For his birthday, little Joseph asked for a 10-speed bicycle. His father said, 'Son, we'd give you one, but the mortgage on this house is $280,000 and your mother just lost her job. There's no way we can afford it.'
The next day the father saw little Joseph heading out the front door with a suitcase. So he asked, 'Son, where are you going?' Little Joseph told him; 'I was walking past your room last night and heard you telling mom you were pulling out. Then I heard her tell you to wait because she was coming too. And I'll be damned if I'm staying here by myself with a $280,000 mortgage and no fucking bike!
Anyone else have jokes???
Heard a joke once: Man goes to doctor. Says he's depressed. Says life seems harsh and cruel. Says he feels all alone in a threatening world where what lies ahead is vague and uncertain. Doctor says "Treatment is simple. Great clown Pagliacci is in town tonight. Go and see him. That should pick you up." Man bursts into tears. Says "But, doctor...I am Pagliacci." Good joke. Everybody laugh. Roll on snare drum. Curtains.
English man, Irish Man and Scots man walk into a bar and the entire scene plays out with a tedious sense of inevitablitiy....
"we already have a joke thread here."Thanks for that grand comment Canberra....I'll be sure to remember that. I would have never had known if you hadn't told me this.

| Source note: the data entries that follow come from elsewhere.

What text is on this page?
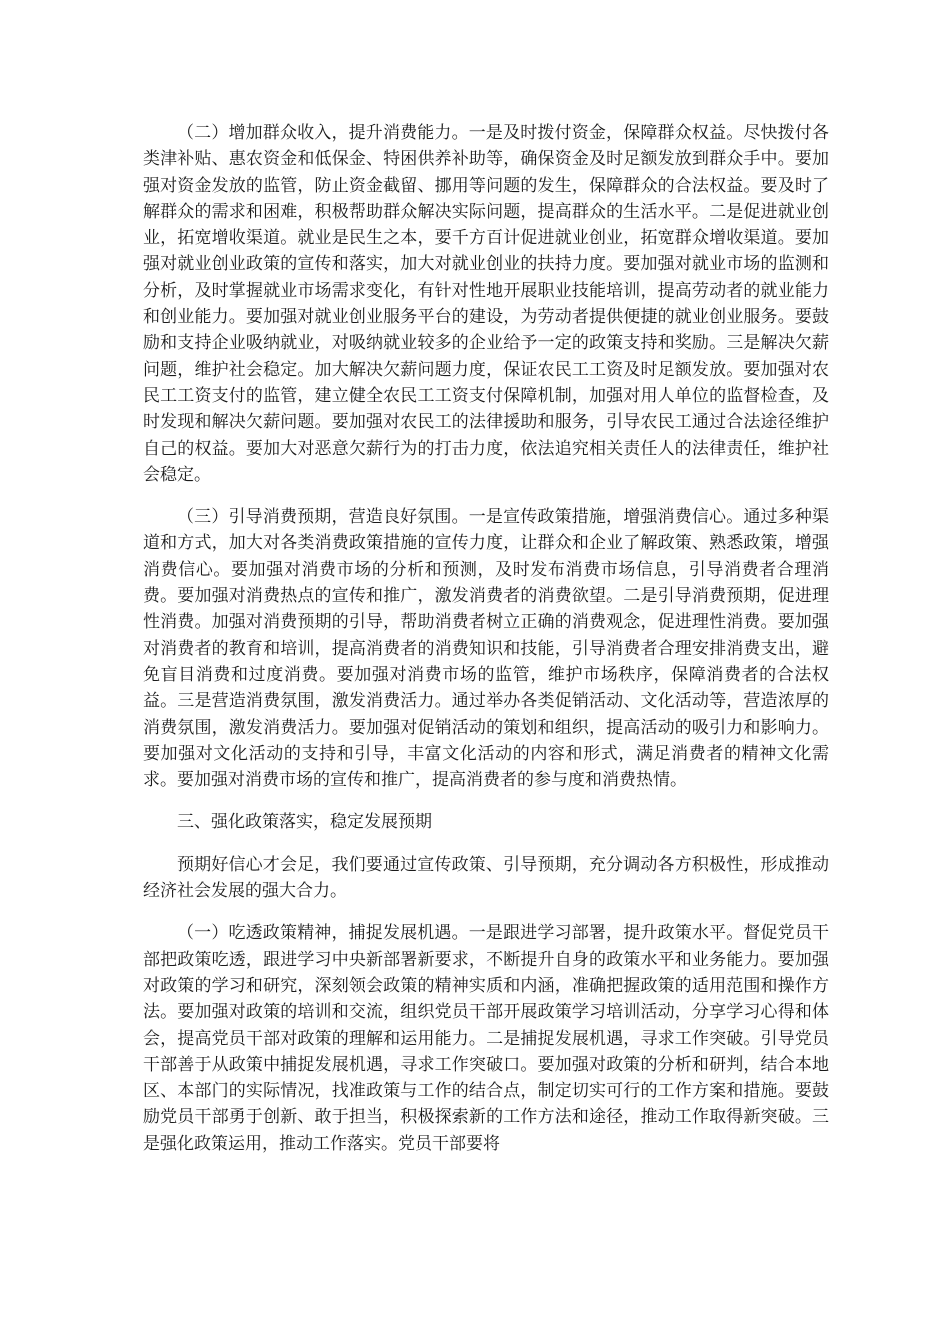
（二）增加群众收入，提升消费能力。一是及时拨付资金，保障群众权益。尽快拨付各类津补贴、惠农资金和低保金、特困供养补助等，确保资金及时足额发放到群众手中。要加强对资金发放的监管，防止资金截留、挪用等问题的发生，保障群众的合法权益。要及时了解群众的需求和困难，积极帮助群众解决实际问题，提高群众的生活水平。二是促进就业创业，拓宽增收渠道。就业是民生之本，要千方百计促进就业创业，拓宽群众增收渠道。要加强对就业创业政策的宣传和落实，加大对就业创业的扶持力度。要加强对就业市场的监测和分析，及时掌握就业市场需求变化，有针对性地开展职业技能培训，提高劳动者的就业能力和创业能力。要加强对就业创业服务平台的建设，为劳动者提供便捷的就业创业服务。要鼓励和支持企业吸纳就业，对吸纳就业较多的企业给予一定的政策支持和奖励。三是解决欠薪问题，维护社会稳定。加大解决欠薪问题力度，保证农民工工资及时足额发放。要加强对农民工工资支付的监管，建立健全农民工工资支付保障机制，加强对用人单位的监督检查，及时发现和解决欠薪问题。要加强对农民工的法律援助和服务，引导农民工通过合法途径维护自己的权益。要加大对恶意欠薪行为的打击力度，依法追究相关责任人的法律责任，维护社会稳定。

（三）引导消费预期，营造良好氛围。一是宣传政策措施，增强消费信心。通过多种渠道和方式，加大对各类消费政策措施的宣传力度，让群众和企业了解政策、熟悉政策，增强消费信心。要加强对消费市场的分析和预测，及时发布消费市场信息，引导消费者合理消费。要加强对消费热点的宣传和推广，激发消费者的消费欲望。二是引导消费预期，促进理性消费。加强对消费预期的引导，帮助消费者树立正确的消费观念，促进理性消费。要加强对消费者的教育和培训，提高消费者的消费知识和技能，引导消费者合理安排消费支出，避免盲目消费和过度消费。要加强对消费市场的监管，维护市场秩序，保障消费者的合法权益。三是营造消费氛围，激发消费活力。通过举办各类促销活动、文化活动等，营造浓厚的消费氛围，激发消费活力。要加强对促销活动的策划和组织，提高活动的吸引力和影响力。要加强对文化活动的支持和引导，丰富文化活动的内容和形式，满足消费者的精神文化需求。要加强对消费市场的宣传和推广，提高消费者的参与度和消费热情。

三、强化政策落实，稳定发展预期

预期好信心才会足，我们要通过宣传政策、引导预期，充分调动各方积极性，形成推动经济社会发展的强大合力。

（一）吃透政策精神，捕捉发展机遇。一是跟进学习部署，提升政策水平。督促党员干部把政策吃透，跟进学习中央新部署新要求，不断提升自身的政策水平和业务能力。要加强对政策的学习和研究，深刻领会政策的精神实质和内涵，准确把握政策的适用范围和操作方法。要加强对政策的培训和交流，组织党员干部开展政策学习培训活动，分享学习心得和体会，提高党员干部对政策的理解和运用能力。二是捕捉发展机遇，寻求工作突破。引导党员干部善于从政策中捕捉发展机遇，寻求工作突破口。要加强对政策的分析和研判，结合本地区、本部门的实际情况，找准政策与工作的结合点，制定切实可行的工作方案和措施。要鼓励党员干部勇于创新、敢于担当，积极探索新的工作方法和途径，推动工作取得新突破。三是强化政策运用，推动工作落实。党员干部要将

Why'd the chicken cross the road?
Nobody knows, but Senate hearings are being held to find out why. Some say that the chicken is smuggling drugs into the country, and others think that it's a Mexican chicken come to steal a position at KFC from good American fowl. I believe that the chicken is conspiring with Frogger so that it can topple the American government and establish a French empire, but damnit, that chicken must be stopped!